Occlumency: Privacy-preserving Remote Deep-learning Inference Using SGX

Abstract

Deep-learning (DL) is receiving huge attention as enabling techniques for emerging mobile and IoT applications. It is a common practice to conduct DNN model-based inference using cloud services due to their high computation and memory cost. However, such a cloud-offloaded inference raises serious privacy concerns. Malicious external attackers or untrustworthy internal administrators of clouds may leak highly sensitive and private data such as image, voice and textual data. In this paper, we propose Occlumency, a novel cloud-driven solution designed to protect user privacy without compromising the benefit of using powerful cloud resources. Occlumency leverages secure SGX enclave to preserve the confidentiality and the integrity of user data throughout the entire DL inference process.
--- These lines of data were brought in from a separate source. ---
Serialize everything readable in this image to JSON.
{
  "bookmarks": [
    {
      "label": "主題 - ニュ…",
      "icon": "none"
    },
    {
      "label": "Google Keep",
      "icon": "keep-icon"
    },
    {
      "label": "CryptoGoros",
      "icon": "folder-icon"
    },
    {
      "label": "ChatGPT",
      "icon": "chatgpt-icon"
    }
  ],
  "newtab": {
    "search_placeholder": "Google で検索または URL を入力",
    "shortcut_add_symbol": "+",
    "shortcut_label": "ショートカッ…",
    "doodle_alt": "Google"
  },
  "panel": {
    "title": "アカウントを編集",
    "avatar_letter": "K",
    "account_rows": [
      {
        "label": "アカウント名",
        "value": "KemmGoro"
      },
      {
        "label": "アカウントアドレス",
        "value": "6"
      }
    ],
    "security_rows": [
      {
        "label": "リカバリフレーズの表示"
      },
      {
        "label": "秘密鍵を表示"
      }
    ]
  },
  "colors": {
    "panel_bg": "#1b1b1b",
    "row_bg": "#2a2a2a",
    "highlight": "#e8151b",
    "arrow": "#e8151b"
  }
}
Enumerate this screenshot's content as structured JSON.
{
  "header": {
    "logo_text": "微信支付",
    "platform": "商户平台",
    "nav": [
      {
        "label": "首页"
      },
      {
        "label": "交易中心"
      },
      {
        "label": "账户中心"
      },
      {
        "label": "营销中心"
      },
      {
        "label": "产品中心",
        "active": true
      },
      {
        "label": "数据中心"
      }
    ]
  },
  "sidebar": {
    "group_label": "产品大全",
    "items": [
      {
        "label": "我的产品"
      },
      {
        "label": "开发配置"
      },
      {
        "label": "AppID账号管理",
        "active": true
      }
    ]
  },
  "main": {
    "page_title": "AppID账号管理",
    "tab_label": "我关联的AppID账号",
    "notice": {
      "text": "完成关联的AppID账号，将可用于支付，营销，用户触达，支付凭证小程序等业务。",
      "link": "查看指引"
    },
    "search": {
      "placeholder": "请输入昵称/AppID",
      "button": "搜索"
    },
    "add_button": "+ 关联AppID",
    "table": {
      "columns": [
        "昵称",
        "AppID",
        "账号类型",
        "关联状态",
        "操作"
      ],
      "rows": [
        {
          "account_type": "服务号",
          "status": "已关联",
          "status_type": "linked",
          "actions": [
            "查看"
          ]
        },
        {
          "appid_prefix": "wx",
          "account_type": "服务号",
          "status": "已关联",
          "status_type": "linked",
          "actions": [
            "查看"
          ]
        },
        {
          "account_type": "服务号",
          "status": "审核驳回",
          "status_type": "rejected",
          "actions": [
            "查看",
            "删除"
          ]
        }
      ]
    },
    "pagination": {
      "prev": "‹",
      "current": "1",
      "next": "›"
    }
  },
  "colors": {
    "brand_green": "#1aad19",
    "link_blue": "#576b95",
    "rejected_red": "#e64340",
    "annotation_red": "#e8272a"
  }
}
DL inference in SGX enclave, however, impose a severe performance degradation due to limited physical memory space and inefficient page swapping. We designed a suite of novel techniques to accelerate DL inference inside the enclave with a limited memory size and implemented Occlumency based on Caffe. Our experiment with various DNN models shows that Occlumency improves inference speed by 3.6x compared to the baseline DL inference in SGX and achieves a secure DL inference within 72% of latency overhead compared to inference in the native environment.